Isabel Hendrixson: A Caring Presence in the Final Moments
Seven years ago, Isabel Hendrixson was asked to volunteer for a job she thought she couldn’t possibly do.
For almost two decades, the 74-year-old has volunteered at local hospitals, greeting and directing patients, families, and visitors at the information desk, working at the gift shop, and helping coordinate hospital events. Yet when she was recruited for the No One Dies Alone program, the Wilmington resident felt unqualified.
An international program initiated by a nurse in Eugene, Ore., in 2001, and introduced at Christiana Care in 2010, NODA ensures that dying patients without loved ones close by do not die alone. These are patients who have out-lived loved ones or whose families and friends are geographically or emotionally distant and are unable or unwilling to be present. Most have 24-48 hours to live.
Hendrixson says that, at first, she wondered if her words and her touch would truly bring peace to the person. But time and again, when she entered the hospital room, something in her lit up and the doubts vanished.
“When you walk into that room, you’re a different person,” she says. “It’s no longer about you, but about the patient. You become very strong and you devote yourself to helping that person move on and be at peace.”

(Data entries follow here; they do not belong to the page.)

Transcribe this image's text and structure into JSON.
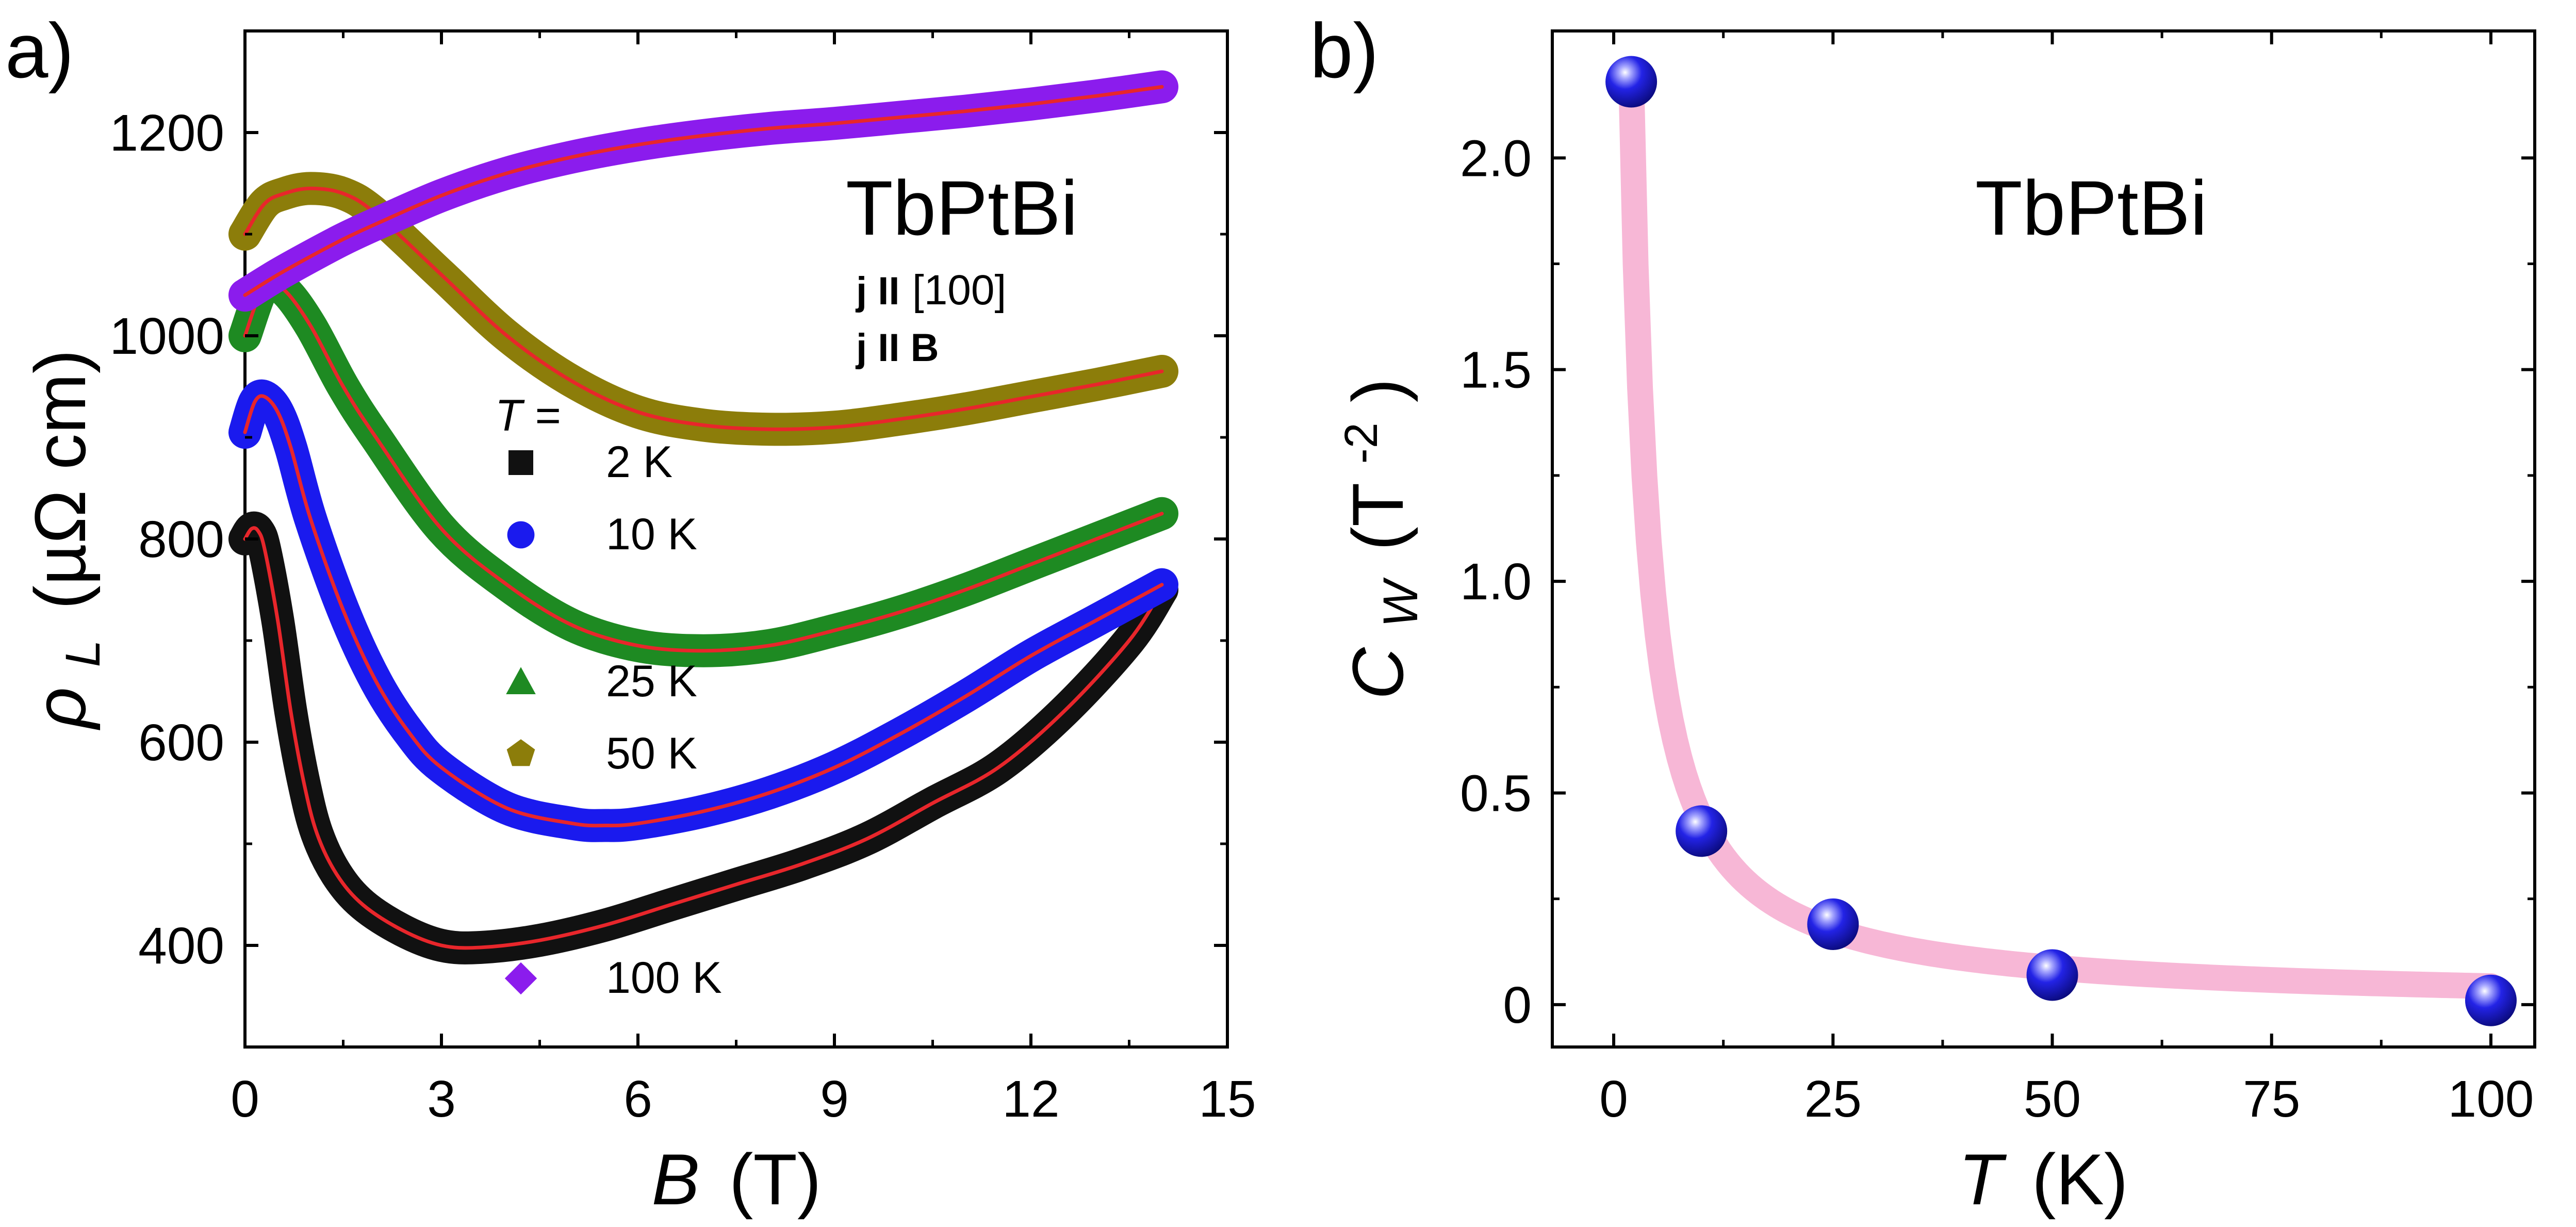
{
  "chart_data": [
    {
      "panel_label": "a)",
      "type": "line",
      "sample": "TbPtBi",
      "annotations": [
        "j II",
        "[100]",
        "j II B"
      ],
      "xlabel_symbol": "B",
      "xlabel_unit": "(T)",
      "ylabel_symbol": "ρ",
      "ylabel_subscript": "L",
      "ylabel_unit": "(µΩ cm)",
      "xlim": [
        0,
        15
      ],
      "ylim": [
        300,
        1300
      ],
      "xticks": [
        0,
        3,
        6,
        9,
        12,
        15
      ],
      "yticks": [
        400,
        600,
        800,
        1000,
        1200
      ],
      "legend_title": "T =",
      "fit_color": "#e8262b",
      "series": [
        {
          "name": "2 K",
          "marker": "square",
          "color": "#111111",
          "x": [
            0,
            0.1,
            0.2,
            0.3,
            0.5,
            0.7,
            0.9,
            1.1,
            1.4,
            1.8,
            2.4,
            3.0,
            3.6,
            4.5,
            5.5,
            6.5,
            7.5,
            8.5,
            9.5,
            10.5,
            11.5,
            12.5,
            13.5,
            14.0
          ],
          "y": [
            800,
            810,
            808,
            790,
            720,
            630,
            560,
            510,
            470,
            440,
            415,
            400,
            398,
            405,
            420,
            440,
            460,
            480,
            505,
            540,
            575,
            630,
            700,
            750
          ]
        },
        {
          "name": "10 K",
          "marker": "circle",
          "color": "#1a1aee",
          "x": [
            0,
            0.15,
            0.3,
            0.5,
            0.7,
            1.0,
            1.5,
            2.0,
            2.5,
            3.0,
            4.0,
            5.0,
            5.5,
            6.0,
            7.0,
            8.0,
            9.0,
            10.0,
            11.0,
            12.0,
            13.0,
            14.0
          ],
          "y": [
            905,
            935,
            940,
            925,
            890,
            820,
            730,
            660,
            610,
            575,
            535,
            520,
            518,
            520,
            532,
            550,
            575,
            608,
            645,
            685,
            720,
            755
          ]
        },
        {
          "name": "25 K",
          "marker": "triangle",
          "color": "#1e8a22",
          "x": [
            0,
            0.3,
            0.6,
            1.0,
            1.5,
            2.0,
            3.0,
            4.0,
            5.0,
            6.0,
            7.0,
            8.0,
            9.0,
            10.0,
            11.0,
            12.0,
            13.0,
            14.0
          ],
          "y": [
            1000,
            1050,
            1045,
            1010,
            950,
            900,
            810,
            755,
            715,
            695,
            690,
            695,
            710,
            728,
            750,
            775,
            800,
            825
          ]
        },
        {
          "name": "50 K",
          "marker": "pentagon",
          "color": "#8c7d0a",
          "x": [
            0,
            0.3,
            0.6,
            1.0,
            1.5,
            2.0,
            3.0,
            4.0,
            5.0,
            6.0,
            7.0,
            8.0,
            9.0,
            10.0,
            11.0,
            12.0,
            13.0,
            14.0
          ],
          "y": [
            1100,
            1130,
            1140,
            1145,
            1140,
            1120,
            1060,
            1000,
            955,
            925,
            912,
            908,
            910,
            918,
            928,
            940,
            952,
            965
          ]
        },
        {
          "name": "100 K",
          "marker": "diamond",
          "color": "#8b1ced",
          "x": [
            0,
            0.5,
            1.0,
            1.5,
            2.0,
            3.0,
            4.0,
            5.0,
            6.0,
            7.0,
            8.0,
            9.0,
            10.0,
            11.0,
            12.0,
            13.0,
            14.0
          ],
          "y": [
            1040,
            1060,
            1078,
            1095,
            1110,
            1138,
            1160,
            1176,
            1188,
            1197,
            1204,
            1209,
            1215,
            1221,
            1228,
            1236,
            1245
          ]
        }
      ]
    },
    {
      "panel_label": "b)",
      "type": "scatter",
      "sample": "TbPtBi",
      "xlabel_symbol": "T",
      "xlabel_unit": "(K)",
      "ylabel_symbol": "C",
      "ylabel_subscript": "W",
      "ylabel_unit_open": "(T",
      "ylabel_unit_sup": "-2",
      "ylabel_unit_close": ")",
      "xlim": [
        -7,
        105
      ],
      "ylim": [
        -0.1,
        2.3
      ],
      "xticks": [
        0,
        25,
        50,
        75,
        100
      ],
      "yticks": [
        0,
        0.5,
        1.0,
        1.5,
        2.0
      ],
      "ytick_labels": [
        "0",
        "0.5",
        "1.0",
        "1.5",
        "2.0"
      ],
      "marker_color": "#1414e0",
      "fit_color": "#f7b7d6",
      "points": {
        "x": [
          2,
          10,
          25,
          50,
          100
        ],
        "y": [
          2.18,
          0.41,
          0.19,
          0.07,
          0.01
        ]
      },
      "fit": {
        "form": "a/(T - T0)",
        "a": 4.37,
        "T0": 0
      }
    }
  ]
}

Although the patients are sedated, she learned during her three hours of training that hearing and touch are the last senses to go. From a bag provided by the hospital, she pulls out soothing CDs, and poetry and spiritual books to read, and she holds the patient’s hand.
In a journal that is available to family and friends, Hendrixson makes a record of her two-hour vigil, including any details about how the patient died, if that should happen during her shift.
Since joining the program, she has assisted more than 15 NODA patients. The youngest was in her teens, the oldest in his 90s.
Between one and three NODA patients die per month at Christiana Care, where there are 15 vigil volunteers, according to Margarita Rodriguez-Duffy, director of Visitor and Volunteer Services. “These extraordinary volunteers consider it a privilege to provide death with dignity to our patients,” says Rodriguez-Duffy.
Last October, Hendrixson, who retired from DuPont in 2002, received the Wilmington Award for her volunteer services at the former Riverside Hospital on Lea Boulevard, Wilmington Hospital and Christiana Care.
She says that although being part of NODA can be heart-wrenching, it’s also soul-filling. Every time you do something you think you can’t do, it builds your courage and confidence, making it easier to face life’s challenges, she says.
What’s more, she has learned through the program not to be afraid of death. “Death is part of life,” she says. “I’m glad I can help in some way.”